The trio of adventurers repel to stand atop a cocktail-table-sized summit with jaw-dropping, 360-degree vistas of the entire park.
- The frozen wonderland of Pictured Rocks National Seashore in upper Michigan, designated a national park site in 1966, boasts sandstone cliffs, caves, natural archways and dunes, and caves filled with ice crystals and pristine icy waterfalls.
Here the cameras take us on an ice-climb up a frozen waterfall led by Conrad Anker and a trek into a hidden ice cave that appears like something out of a classic fairy tale.

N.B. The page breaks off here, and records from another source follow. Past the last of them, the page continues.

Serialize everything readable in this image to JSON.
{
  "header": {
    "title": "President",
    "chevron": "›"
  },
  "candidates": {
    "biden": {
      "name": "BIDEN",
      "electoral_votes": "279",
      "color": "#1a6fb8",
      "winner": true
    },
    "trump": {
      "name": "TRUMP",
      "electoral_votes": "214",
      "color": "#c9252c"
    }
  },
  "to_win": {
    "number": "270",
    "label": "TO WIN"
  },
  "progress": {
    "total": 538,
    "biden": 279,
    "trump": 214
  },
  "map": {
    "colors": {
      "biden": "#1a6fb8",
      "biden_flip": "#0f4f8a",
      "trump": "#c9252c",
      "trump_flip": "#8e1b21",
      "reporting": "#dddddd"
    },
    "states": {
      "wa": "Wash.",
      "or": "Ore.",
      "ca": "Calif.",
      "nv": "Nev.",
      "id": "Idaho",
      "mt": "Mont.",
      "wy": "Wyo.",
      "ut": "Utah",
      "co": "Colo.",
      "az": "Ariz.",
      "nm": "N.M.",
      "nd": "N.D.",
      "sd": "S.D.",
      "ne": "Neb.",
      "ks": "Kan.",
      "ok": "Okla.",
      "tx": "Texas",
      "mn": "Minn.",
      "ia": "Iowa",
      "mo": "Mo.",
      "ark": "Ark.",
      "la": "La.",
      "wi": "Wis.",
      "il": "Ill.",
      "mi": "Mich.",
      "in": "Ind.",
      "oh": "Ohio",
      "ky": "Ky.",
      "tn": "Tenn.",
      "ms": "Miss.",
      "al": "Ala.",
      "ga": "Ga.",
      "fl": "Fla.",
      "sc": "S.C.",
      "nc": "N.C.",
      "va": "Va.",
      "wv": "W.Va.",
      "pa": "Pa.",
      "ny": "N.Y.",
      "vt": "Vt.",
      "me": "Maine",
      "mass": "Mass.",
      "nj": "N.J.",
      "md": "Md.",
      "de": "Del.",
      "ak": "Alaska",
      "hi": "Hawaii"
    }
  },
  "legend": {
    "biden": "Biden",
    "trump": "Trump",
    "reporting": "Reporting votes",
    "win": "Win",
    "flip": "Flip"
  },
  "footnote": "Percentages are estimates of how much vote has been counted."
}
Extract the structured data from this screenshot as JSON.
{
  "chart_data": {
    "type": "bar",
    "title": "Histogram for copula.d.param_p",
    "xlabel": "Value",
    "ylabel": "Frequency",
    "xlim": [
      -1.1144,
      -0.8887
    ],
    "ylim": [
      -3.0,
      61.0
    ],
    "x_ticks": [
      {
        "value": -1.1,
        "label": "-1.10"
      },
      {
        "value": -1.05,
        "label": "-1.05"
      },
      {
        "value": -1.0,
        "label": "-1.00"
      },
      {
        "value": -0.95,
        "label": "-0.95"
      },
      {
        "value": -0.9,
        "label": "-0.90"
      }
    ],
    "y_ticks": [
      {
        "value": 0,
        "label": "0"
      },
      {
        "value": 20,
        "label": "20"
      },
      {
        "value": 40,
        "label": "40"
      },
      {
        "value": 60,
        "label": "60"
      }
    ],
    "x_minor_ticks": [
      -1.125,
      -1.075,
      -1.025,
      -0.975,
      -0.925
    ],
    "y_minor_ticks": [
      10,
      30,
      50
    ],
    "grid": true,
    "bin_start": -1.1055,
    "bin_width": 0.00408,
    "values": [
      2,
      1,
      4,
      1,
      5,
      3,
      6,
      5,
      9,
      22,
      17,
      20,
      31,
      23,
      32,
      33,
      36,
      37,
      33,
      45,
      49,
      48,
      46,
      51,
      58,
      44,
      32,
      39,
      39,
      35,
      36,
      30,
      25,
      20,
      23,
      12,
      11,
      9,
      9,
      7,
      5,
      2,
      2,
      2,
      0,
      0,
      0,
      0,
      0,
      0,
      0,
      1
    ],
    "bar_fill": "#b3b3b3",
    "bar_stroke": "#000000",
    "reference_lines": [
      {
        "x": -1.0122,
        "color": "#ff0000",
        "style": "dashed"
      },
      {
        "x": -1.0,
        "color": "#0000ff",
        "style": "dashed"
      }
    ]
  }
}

“The IMAX 3D camera really doesn’t like cold,” said Greg MacGillivray. “So we used electric heating pads velcro-ed around the camera like blankets. But even that wasn’t enough. The camera would still jam. So then we put the camera inside a special tent with a propane heater, while the rest of us froze outside.”
Each shot meant hours in bone-chilling cold. At times, the crew had to haul in large fans just to keep snowflakes from hitting the camera lens.
- One of the cutest moments comes with young bears shown at Katmai National Park in Alaska trying — and comically failing — to learn how to catch salmon in mid-jump. The exercise is captured magnificently in slow-motion with cameras set to film at 200-300 frames per second. An estimated 2,200 bears inhabit the park that features an active volcanic landscape.
- The film also captures two of the most well-known parks on opposite sides of the country: Redwood National Park in California and the Florida Everglades. To shoot the Emerald Giant 300-foot-tall redwood, a wire dolly was built just like the ones employed by the National Football League that MacGillivray has been using in his films for more than 20 years.
Cameras also capture just a few samplings of the more than 700 plant and 300 bird species in the Everglades, as well as endangered manatees, crocodiles and panthers.
Also enhancing the experience is the soundtrack produced by Steve Wood, which includes Bruce Springsteen and Little Feat performing Woody Guthrie’s “This Land Is Your Land,” as well as Jeff Buckley’s powerful version of Leonard Cohen’s rock hymn “Hallelujah” appropriately played in the ice caves that resemble a giant pipe organ.